Written by Jarrod Miller
We all hear the importance of mental toughness, but what does being mentally tough actually mean?
How does one obtain mental toughness? Is it a natural ability or can it be developed?
When Greg asked me to write this article all I could think of was relating mental toughness to my sport, baseball. This is one sport where being mentally tough is equally important as physical abilities.
If you are not mentally tough then failure is imminent. Luckily for me, I have the support of teammates, coaches and if I’m lucky one day, fans.
Mental toughness in the gym is different, it is all on you. Nobody else is holding you accountable.
In early September 2014 I attended a conference on mental toughness. Spencer Wood, founder of Ice Box Athlete made an everlasting impression. Spencer stressed the 4C’s: composure, concentration, confidence, and commitment. I will explain how these principles apply to lifting.
It’s natural to be afraid of big weights. If pulling 600 lbs. off the ground isn’t a little scary your sanity is in question. But you can’t be scared your whole life. Minimize fear by having rituals when approaching big lifts. Don’t do anything on a 1RM attempt you wouldn’t warming-up at 50 percent.
With every sumo deadlift attempt I have a few things on my mind.
- Be aggressive
- Pull slack out of the bar
- Push feet through the ground
Whether it's 135 or 495 - consistency with cues will keep composure when the weights get heavy.
Above are only examples of my personal cues. Different cues work for different people. Some prefer internal cues while others will respond better to external cues.
Take the deadlift for example, a coach may find that their athlete is starting the lift with a collapsed chest causing their back to round excessively. An internal cue would be "chest up", this has the athlete focus inward, attention towards their own body. Conversely, an external cue would be "show me the logo on your shirt" this now turns their attention externally to the coach.

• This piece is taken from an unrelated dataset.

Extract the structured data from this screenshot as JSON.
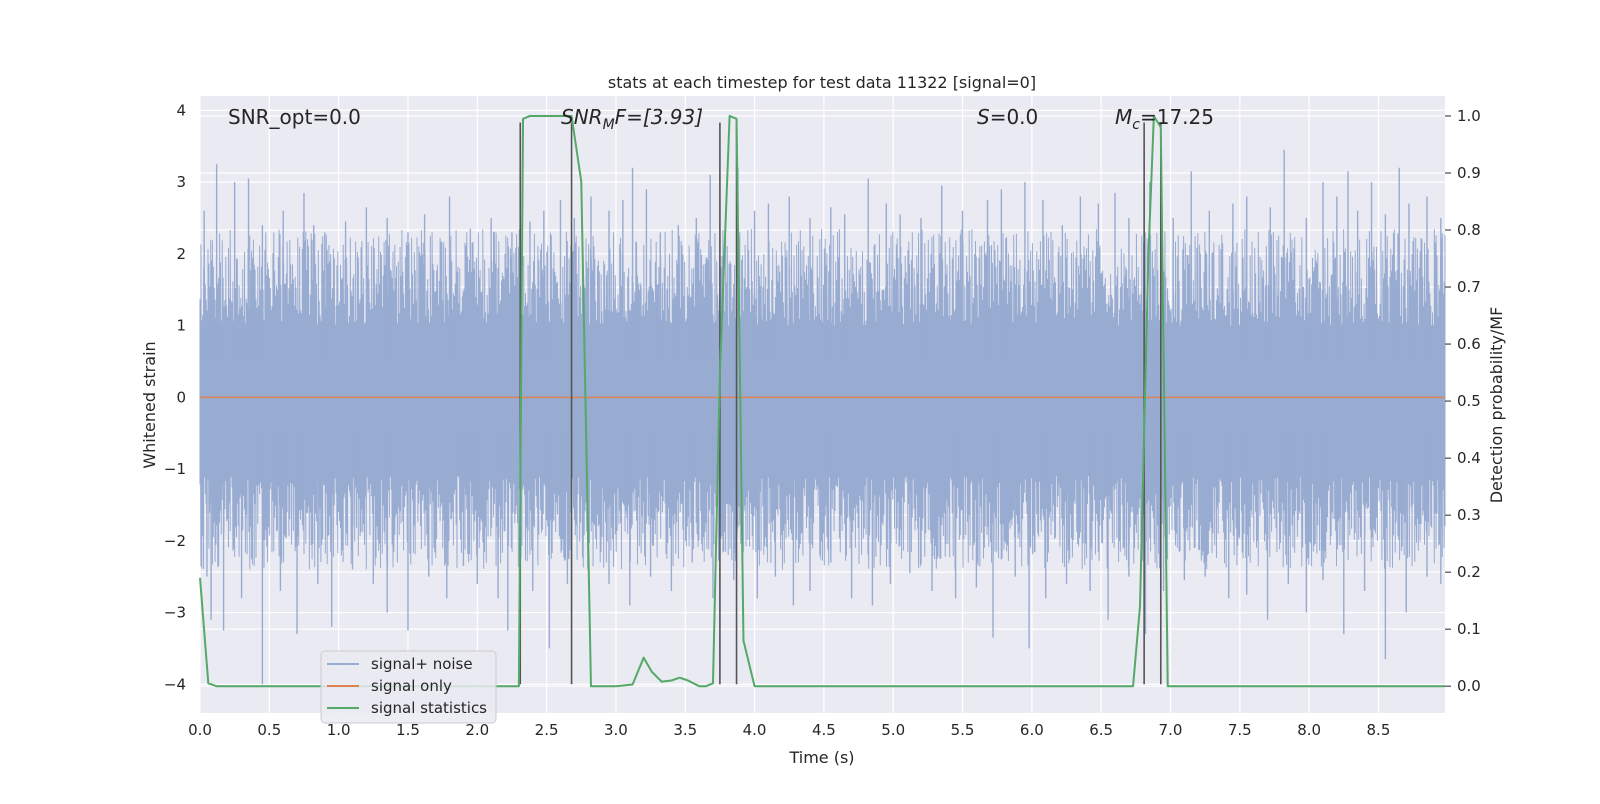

Both are attempting to solve the same problem, but the frame can make all the difference.
Bret Contreras and Chris Beardsley recently reviewed the relevant research and found that external cueing is normally better at improving performance with full-body movements, such as deadlifting. But don't take this as a rule, some will respond better to internal cues. Try them both - see what sticks.
Bryce Lewis of The Strength Athlete addressing deadlift cues.

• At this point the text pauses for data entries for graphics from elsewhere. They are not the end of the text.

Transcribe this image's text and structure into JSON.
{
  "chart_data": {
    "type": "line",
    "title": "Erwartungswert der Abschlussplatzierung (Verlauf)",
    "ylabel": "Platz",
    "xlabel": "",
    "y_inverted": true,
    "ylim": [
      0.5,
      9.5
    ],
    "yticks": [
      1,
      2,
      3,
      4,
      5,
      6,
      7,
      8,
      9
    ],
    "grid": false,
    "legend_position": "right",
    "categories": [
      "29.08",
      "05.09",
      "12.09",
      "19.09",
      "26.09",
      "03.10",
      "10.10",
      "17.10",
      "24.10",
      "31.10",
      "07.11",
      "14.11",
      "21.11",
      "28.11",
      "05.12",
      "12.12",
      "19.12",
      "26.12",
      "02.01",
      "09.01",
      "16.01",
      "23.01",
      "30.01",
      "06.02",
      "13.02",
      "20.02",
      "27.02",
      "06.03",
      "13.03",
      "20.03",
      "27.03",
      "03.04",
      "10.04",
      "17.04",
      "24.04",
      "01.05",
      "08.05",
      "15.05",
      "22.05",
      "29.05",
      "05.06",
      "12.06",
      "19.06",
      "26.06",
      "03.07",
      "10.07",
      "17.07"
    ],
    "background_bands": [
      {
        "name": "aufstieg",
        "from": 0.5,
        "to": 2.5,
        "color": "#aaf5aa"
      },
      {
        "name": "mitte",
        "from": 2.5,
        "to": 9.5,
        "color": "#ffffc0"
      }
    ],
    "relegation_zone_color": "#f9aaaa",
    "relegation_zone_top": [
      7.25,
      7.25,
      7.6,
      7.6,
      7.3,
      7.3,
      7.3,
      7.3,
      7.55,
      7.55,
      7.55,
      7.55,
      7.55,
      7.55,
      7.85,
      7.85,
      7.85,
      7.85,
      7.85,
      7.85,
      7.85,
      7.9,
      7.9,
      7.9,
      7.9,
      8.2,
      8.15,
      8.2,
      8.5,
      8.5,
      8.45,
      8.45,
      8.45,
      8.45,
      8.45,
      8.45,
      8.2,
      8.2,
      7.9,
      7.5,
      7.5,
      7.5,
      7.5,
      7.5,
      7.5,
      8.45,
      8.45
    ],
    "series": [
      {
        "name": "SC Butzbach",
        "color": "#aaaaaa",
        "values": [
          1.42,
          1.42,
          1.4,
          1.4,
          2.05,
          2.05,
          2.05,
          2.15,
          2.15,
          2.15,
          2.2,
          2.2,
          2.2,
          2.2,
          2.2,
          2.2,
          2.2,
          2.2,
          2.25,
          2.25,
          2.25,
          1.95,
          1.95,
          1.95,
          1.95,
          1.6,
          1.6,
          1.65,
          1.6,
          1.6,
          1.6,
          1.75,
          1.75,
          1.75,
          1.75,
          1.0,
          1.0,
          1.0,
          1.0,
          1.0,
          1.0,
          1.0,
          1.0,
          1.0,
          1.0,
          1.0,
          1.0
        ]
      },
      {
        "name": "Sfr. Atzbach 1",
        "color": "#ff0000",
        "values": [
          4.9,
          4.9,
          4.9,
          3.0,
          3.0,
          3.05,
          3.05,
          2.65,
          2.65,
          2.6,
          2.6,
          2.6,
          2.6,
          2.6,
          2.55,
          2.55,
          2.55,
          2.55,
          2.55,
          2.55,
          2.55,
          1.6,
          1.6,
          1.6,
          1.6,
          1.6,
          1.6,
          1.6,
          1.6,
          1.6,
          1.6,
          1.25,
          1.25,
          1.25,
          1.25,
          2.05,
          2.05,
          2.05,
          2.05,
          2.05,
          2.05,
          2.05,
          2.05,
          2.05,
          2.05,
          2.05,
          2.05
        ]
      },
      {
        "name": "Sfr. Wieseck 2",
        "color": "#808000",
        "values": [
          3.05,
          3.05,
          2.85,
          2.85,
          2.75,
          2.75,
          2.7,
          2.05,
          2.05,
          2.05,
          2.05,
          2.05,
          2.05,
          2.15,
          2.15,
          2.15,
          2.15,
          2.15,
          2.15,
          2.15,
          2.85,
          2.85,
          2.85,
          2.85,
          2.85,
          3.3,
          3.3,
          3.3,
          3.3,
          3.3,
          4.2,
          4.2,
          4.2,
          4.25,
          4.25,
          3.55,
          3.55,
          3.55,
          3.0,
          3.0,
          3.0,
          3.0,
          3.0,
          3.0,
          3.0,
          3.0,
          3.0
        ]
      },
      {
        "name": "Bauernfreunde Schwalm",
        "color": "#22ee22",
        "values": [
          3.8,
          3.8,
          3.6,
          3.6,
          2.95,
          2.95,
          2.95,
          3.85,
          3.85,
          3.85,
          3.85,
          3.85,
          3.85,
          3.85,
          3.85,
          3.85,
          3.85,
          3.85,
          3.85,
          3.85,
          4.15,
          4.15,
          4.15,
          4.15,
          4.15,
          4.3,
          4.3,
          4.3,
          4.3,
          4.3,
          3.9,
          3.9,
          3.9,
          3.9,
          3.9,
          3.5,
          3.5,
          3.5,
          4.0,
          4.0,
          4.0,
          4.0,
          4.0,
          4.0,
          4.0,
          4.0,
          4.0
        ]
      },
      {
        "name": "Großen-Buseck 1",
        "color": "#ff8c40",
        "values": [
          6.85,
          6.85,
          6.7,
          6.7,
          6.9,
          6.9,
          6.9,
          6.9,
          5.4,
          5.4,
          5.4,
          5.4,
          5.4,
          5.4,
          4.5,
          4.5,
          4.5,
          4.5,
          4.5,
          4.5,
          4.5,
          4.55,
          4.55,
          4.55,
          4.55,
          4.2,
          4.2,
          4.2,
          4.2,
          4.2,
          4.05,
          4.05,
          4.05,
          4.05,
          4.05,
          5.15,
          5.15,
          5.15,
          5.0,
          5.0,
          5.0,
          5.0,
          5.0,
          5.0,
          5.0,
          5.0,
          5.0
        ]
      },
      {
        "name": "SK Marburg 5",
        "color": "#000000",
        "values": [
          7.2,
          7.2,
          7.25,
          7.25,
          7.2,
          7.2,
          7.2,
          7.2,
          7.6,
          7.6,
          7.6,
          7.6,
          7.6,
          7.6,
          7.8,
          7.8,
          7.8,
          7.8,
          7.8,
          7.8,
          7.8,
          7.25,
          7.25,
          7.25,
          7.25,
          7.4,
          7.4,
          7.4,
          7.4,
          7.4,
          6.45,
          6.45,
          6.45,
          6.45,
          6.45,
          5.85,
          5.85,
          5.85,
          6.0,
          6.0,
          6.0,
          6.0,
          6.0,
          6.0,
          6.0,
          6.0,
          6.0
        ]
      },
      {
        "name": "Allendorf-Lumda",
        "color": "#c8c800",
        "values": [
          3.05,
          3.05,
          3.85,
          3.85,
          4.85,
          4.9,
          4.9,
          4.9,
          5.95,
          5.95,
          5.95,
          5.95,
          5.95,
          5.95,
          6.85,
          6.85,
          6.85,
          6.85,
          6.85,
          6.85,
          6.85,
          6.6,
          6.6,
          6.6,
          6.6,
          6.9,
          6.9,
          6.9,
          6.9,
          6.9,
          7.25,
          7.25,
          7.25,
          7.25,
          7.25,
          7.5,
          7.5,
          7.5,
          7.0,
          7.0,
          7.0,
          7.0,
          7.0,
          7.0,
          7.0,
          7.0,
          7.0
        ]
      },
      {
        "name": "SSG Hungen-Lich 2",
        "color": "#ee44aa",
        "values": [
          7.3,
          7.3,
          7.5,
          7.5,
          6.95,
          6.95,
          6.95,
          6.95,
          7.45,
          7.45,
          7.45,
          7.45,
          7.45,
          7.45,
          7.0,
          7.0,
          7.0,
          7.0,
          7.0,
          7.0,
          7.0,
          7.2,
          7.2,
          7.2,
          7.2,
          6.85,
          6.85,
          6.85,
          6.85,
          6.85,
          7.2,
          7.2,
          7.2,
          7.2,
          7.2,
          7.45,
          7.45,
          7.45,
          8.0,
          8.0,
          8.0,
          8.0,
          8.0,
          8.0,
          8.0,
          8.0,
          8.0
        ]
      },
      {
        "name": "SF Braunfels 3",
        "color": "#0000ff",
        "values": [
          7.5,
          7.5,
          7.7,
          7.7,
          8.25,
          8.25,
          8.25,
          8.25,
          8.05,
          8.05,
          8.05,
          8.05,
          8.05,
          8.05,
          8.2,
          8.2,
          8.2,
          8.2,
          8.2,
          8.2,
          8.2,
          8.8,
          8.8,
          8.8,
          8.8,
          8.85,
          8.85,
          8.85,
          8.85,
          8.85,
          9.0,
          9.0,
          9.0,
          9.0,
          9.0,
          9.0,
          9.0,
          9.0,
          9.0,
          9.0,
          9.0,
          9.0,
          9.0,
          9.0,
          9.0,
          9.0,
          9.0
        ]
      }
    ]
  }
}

When going for a new PR it’s easy to concentrate. You’re dialed in. But going for a PR is simply a test of strength, not building it. We build strength through sub-maximal work. Not only do we build strength, but we build habits, both good and bad.

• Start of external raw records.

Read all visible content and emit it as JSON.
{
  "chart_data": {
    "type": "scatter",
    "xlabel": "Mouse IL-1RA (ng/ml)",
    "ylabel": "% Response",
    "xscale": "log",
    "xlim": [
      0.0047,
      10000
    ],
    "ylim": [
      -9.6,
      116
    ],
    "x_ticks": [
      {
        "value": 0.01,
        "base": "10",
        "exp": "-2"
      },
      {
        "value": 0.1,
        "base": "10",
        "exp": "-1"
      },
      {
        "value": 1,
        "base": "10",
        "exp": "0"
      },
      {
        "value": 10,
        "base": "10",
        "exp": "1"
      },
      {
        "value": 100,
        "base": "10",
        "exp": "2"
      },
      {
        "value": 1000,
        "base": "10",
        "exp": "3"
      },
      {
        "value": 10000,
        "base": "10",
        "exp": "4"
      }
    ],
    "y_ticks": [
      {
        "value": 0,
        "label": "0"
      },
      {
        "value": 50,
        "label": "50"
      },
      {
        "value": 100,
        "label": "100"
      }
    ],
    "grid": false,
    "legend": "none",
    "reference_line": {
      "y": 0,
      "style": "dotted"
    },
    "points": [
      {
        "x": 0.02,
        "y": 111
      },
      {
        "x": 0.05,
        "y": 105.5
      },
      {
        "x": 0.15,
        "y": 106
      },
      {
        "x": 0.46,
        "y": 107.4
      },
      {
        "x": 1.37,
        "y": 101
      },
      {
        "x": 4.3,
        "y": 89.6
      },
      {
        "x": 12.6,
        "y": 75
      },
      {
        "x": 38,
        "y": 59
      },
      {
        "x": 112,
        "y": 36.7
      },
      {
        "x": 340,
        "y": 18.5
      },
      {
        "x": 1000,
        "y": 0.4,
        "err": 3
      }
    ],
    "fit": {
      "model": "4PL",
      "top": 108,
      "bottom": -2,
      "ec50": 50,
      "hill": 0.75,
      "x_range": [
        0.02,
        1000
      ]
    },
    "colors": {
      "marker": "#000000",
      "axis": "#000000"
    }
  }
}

Emphasize cues such as bracing on squats and finishing deadlifts with the glutes on every single rep. Every. Single Rep.
This way that pattern is ingrained come test time. Expecting to hit a PR without proper practice is the equivalent of acing an exam with little study time. Sure, you may get lucky once, but this is an enigma. In order to constantly succeed you must practice.
We’re always told confidence is important. Whether it’s doing well with girls, school or sports. But when does confidence bite us in the ass and become arrogance?
Is confidence overrated?
As a lifter, confidence is not about making a scene in the gym or bragging to your friends about your quarter squat. It’s internal. Truly confident people don’t feel the need to externally voice their abilities.
We can all learn this lesson from Batman.
Bruce Wayne was honored with the abilities of Batman, yet never wanted to be known. He could have been treated like a king. In 2015, this is the equivalent of being Instagram famous. Yet Bruce was confident. He knew his hard work and ability was all he needed to excel. He was intrinsically pushed, dismissing the notoriety from others.
As a lifter you can be Bruce Wayne - true confidence is quiet.
None of the above matters if you can’t commit. Every goal must begin with a vow of commitment. It is our mind that decides what our bodies are capable of. This goes for beginners learning to squat, to advanced athletes aiming to break records. Without this commitment we will run at the sight of pain. Our doubts will creep in. Soreness will defeat us. Whatever the goal, first set your mind for success.
With composure, concentration, confidence and commitment - you can't be defeated.